His living room couch. A piece of his metal roof. A drum and an attached cymbal. An antique diver's helmet, which had washed up in the sand.
He has already looked through the wreckage 10 times for mementos and other items he didn't transfer to his neighbor's house.
"And I'll go through it another 100 times," he said.
• • •
Quinn's home wasn't worse than others. Many homes in Seabreeze were picked up and dropped somewhere else. One had an entire side wall ripped from it, exposing the bedroom and kitchen like a museum exhibit.
Another home was impaled by a dock.
Quinn said he knew this day would come. He compared living on the Keys to riding a motorcycle.
"I'm going to go down one day, but for now, I'm having fun," he said of the mentality.
But he wasn't ready it. They'd been safe for so long.
"I never thought," his voice trailed off.
Elsewhere on the upper Keys — residents were only allowed to travel to mile marker 74, as destruction was heavier on the southern end — boats and jet skis littered the highway. Nearly everything was covered in sand and ocean bottom, which fermented in the September sun. Seaweed blanketed side roads like shag rugs.

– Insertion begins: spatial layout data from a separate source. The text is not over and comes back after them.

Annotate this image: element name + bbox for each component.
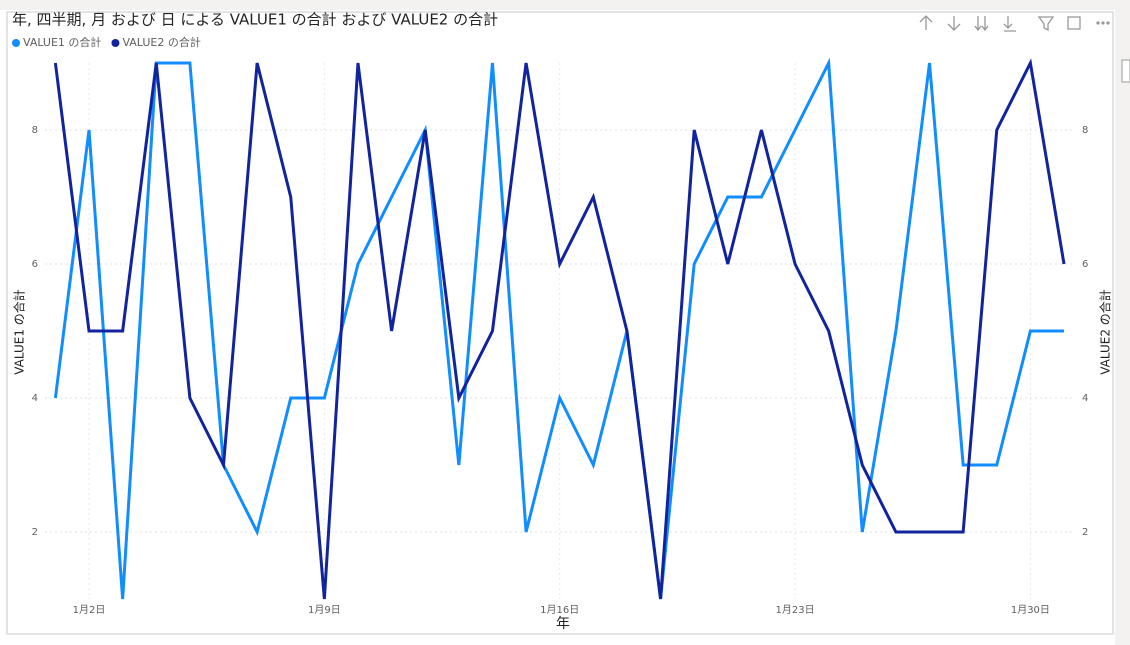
chart-title: 年, 四半期, 月 および 日 による VALUE1 の合計 および VALUE… xyxy=(12,11,498,29)
y2-axis-title: VALUE2 の合計 xyxy=(1098,289,1113,375)
legend-marker xyxy=(12,39,20,47)
pane-box xyxy=(1121,59,1130,83)
y2-tick-label: 8 xyxy=(1082,125,1088,136)
y-tick-label: 2 xyxy=(32,527,38,538)
x-tick-label: 1月23日 xyxy=(775,604,814,616)
legend-label: VALUE2 の合計 xyxy=(122,35,200,49)
visual-border xyxy=(6,11,1114,635)
x-tick-label: 1月2日 xyxy=(73,604,106,616)
y-tick-label: 8 xyxy=(32,125,38,136)
x-tick-label: 1月9日 xyxy=(308,604,341,616)
y2-tick-label: 2 xyxy=(1082,527,1088,538)
top-bar xyxy=(0,0,1130,10)
y2-tick-label: 4 xyxy=(1082,393,1088,404)
y2-tick-label: 6 xyxy=(1082,259,1088,270)
x-tick-label: 1月16日 xyxy=(540,604,579,616)
toolbar[interactable] xyxy=(919,15,1110,32)
x-tick-label: 1月30日 xyxy=(1011,604,1050,616)
y-tick-label: 6 xyxy=(32,259,38,270)
series-line xyxy=(53,58,1066,600)
x-axis-title: 年 xyxy=(556,616,570,632)
y-tick-label: 4 xyxy=(32,393,38,404)
legend-label: VALUE1 の合計 xyxy=(23,35,101,49)
side-pane xyxy=(1115,10,1130,645)
y-axis-title: VALUE1 の合計 xyxy=(12,289,27,375)
legend-marker xyxy=(111,39,120,47)
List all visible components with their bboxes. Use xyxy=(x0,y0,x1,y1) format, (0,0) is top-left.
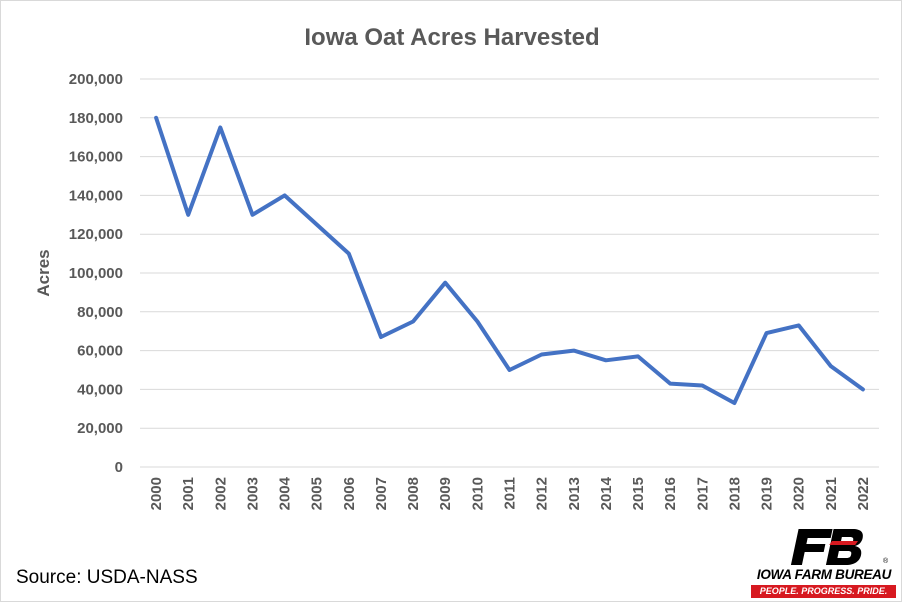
y-axis-label: Acres xyxy=(34,249,53,296)
y-tick-label: 140,000 xyxy=(69,187,123,204)
x-tick-label: 2001 xyxy=(180,477,197,510)
series-line xyxy=(154,115,865,405)
x-tick-label: 2017 xyxy=(694,477,711,510)
x-axis-ticks: 2000 2001 2002 2003 2004 2005 2006 2007 2008 2009… xyxy=(148,476,872,510)
y-tick-label: 100,000 xyxy=(69,265,123,282)
y-tick-label: 60,000 xyxy=(77,343,123,360)
y-tick-label: 120,000 xyxy=(69,226,123,243)
gridlines xyxy=(140,78,879,468)
y-tick-label: 180,000 xyxy=(69,110,123,127)
x-tick-label: 2004 xyxy=(277,476,294,510)
x-tick-label: 2021 xyxy=(823,477,840,510)
x-tick-label: 2010 xyxy=(469,477,486,510)
x-tick-label: 2002 xyxy=(212,477,229,510)
registered-mark: ® xyxy=(883,557,889,565)
series-layer xyxy=(154,115,865,405)
y-tick-label: 20,000 xyxy=(77,420,123,437)
x-tick-label: 2009 xyxy=(437,477,454,510)
x-tick-label: 2013 xyxy=(566,477,583,510)
x-tick-label: 2005 xyxy=(309,477,326,510)
fb-logo-mark-icon: ® xyxy=(790,529,889,565)
x-tick-label: 2007 xyxy=(373,477,390,510)
y-tick-label: 80,000 xyxy=(77,304,123,321)
x-tick-label: 2022 xyxy=(855,477,872,510)
x-tick-label: 2012 xyxy=(534,477,551,510)
source-note: Source: USDA-NASS xyxy=(16,567,198,588)
x-tick-label: 2020 xyxy=(791,477,808,510)
x-tick-label: 2016 xyxy=(662,477,679,510)
iowa-farm-bureau-logo: ® IOWA FARM BUREAU PEOPLE. PROGRESS. PRI… xyxy=(749,527,899,599)
y-tick-label: 40,000 xyxy=(77,381,123,398)
logo-tagline: PEOPLE. PROGRESS. PRIDE. xyxy=(751,585,896,598)
x-tick-label: 2006 xyxy=(341,477,358,510)
x-tick-label: 2018 xyxy=(726,477,743,510)
x-tick-label: 2008 xyxy=(405,477,422,510)
x-tick-label: 2019 xyxy=(759,477,776,510)
y-tick-label: 160,000 xyxy=(69,149,123,166)
x-tick-label: 2014 xyxy=(598,476,615,510)
logo-name: IOWA FARM BUREAU xyxy=(756,567,892,582)
x-tick-label: 2011 xyxy=(502,477,519,510)
y-tick-label: 0 xyxy=(115,459,123,476)
y-tick-label: 200,000 xyxy=(69,71,123,88)
chart-title: Iowa Oat Acres Harvested xyxy=(304,24,599,51)
x-tick-label: 2015 xyxy=(630,477,647,510)
x-tick-label: 2000 xyxy=(148,477,165,510)
x-tick-label: 2003 xyxy=(244,477,261,510)
y-axis-ticks: 0 20,000 40,000 60,000 80,000 100,000 120,000 1… xyxy=(69,71,123,476)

Still, Quinn said, he won't be driven away. He envisions a replacement mobile home, "with a loft, maybe a double-wide," back on that blue pad.
Tuesday afternoon, he looked out the French doors from his neighbor's living room, past the palm tree still leaning precariously against the porch, transfixed by the ocean. Until a helicopter flew overhead.
"It's like a war zone," he said. "It's exciting, man. You gotta take it when you can get it."